En estas condiciones resulta esencial que el canje sea exitoso y sus efectos perdurables. Ello requiere una implementación rápida y medidas complementarias adecuadas. Respecto del primer aspecto, la resistencia del riesgo-país a bajar a niveles menos críticos ha sido mencionada como un obstáculo al canje. En relación con las segundas, las mismas deben proveer munición extra contra los determinantes críticos del elevado nivel de riesgo-país: la dinámica de la deuda, las elevadas necesidades brutas de financiamiento del sector público y la solvencia fiscal.
Acompañamiento
La respuesta correcta a estos desafíos consiste en acompañar el canje con una significativa reducción del gasto público que genere una disminución -adicional a la que se logre con el canje-en las necesidades brutas de financiamiento del sector público, con la implicancia de provocar simultáneamente una inflexión en la dinámica negativa de la deuda. Ello se traducirá en una baja notoria inmediata y sostenible del riesgo-país, que permitirá mejorar los términos financieros del canje y garantizar -a diferencia de la primera etapa del blindaje-la continuidad de sus efectos favorables.
El canje tiene como objetivo principal descomprimir la acumulación de vencimientos públicos del orden de u$s 20.000 millones anuales para reducir las necesidades financieras brutas anuales del sector público. Y recibiría una sustancial ayuda adicional en ese objetivo, si la Argentina disminuyera a través de un significativo recorte de gasto los requerimientos originados en el financiamiento del déficit, que agregan a esas necesidades u$s 10.000 millones anuales y llevan el total a u$s 30.000 millones anuales, en un contexto en que la emisión total de deuda emergente fue apenas superior a u$s 80.000 millones en 1999 y 2000.
Un recorte del gasto público primario consolidado de sólo 7% u 8% contribuiría a reducir las necesidades de financiamiento por un monto anual adicional semejante a la reducción que se espera del canje en los años inmediatos, con el corolario de asegurar y acelerar la eliminación del déficit fiscal a antes de 2005, generando una percepción inmediata de inflexión en la dinámica negativa de la deuda pública, que en los últimos años ha crecido a un ritmo anual del orden de u$s 11.000 millones y lo hace actualmente a un ritmo de u$s 10.000 millones. Todo ello se traduciría en una rápida disminución del nivel del riesgo-país del que parte la operación de canje.
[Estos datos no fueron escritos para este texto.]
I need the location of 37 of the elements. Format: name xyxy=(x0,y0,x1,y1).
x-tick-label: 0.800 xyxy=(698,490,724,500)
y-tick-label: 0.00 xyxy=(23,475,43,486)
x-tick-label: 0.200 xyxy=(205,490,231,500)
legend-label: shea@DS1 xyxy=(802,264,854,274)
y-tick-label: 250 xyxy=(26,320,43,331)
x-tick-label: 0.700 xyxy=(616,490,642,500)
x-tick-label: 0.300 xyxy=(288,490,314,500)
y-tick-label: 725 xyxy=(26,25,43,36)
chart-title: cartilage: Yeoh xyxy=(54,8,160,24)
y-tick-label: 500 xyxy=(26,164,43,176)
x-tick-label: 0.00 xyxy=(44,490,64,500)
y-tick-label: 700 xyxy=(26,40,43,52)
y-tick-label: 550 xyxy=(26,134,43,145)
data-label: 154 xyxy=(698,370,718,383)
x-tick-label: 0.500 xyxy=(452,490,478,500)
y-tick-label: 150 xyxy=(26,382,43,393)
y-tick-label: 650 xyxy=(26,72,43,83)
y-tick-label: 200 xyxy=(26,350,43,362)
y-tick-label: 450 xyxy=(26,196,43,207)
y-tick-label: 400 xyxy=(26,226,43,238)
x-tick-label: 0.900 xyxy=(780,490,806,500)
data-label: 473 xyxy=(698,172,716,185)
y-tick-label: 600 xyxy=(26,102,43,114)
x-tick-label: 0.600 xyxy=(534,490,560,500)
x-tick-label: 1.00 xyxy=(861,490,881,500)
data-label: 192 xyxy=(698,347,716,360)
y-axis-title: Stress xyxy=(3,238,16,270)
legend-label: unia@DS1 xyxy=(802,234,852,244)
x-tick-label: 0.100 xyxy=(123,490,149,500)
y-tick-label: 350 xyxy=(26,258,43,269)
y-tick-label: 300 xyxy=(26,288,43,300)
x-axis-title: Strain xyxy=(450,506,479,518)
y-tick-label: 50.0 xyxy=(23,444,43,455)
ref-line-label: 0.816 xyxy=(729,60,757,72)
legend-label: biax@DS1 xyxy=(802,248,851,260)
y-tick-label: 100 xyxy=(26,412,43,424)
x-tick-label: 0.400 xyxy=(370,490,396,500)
El gasto público argentino es elevado, ineficiente y no financiable. Es también el responsable esencial del estancamiento económico y de la vulnerabilidad financiera externa. La baja del gasto deberá hacerse, por virtud o por necesidad, antes o después. Es conveniente hacerla antes, acompañando el canje de deuda que potencialmente podría alcanzar a una cuarta parte de la deuda en bonos, de modo de inducir una sensible baja del riesgo-país y facilitar la optimización de los términos financieros de la operación. Postergar la decisión de una significativa reducción del gasto público para después del canje habrá significado perder una oportunidad.
A toda empresa con necesidades financieras le conviene decidir y anunciar el redimensionamiento de sus gastos antes de acordar los términos de su endeudamiento, de modo de acceder a mejores tasas de interés.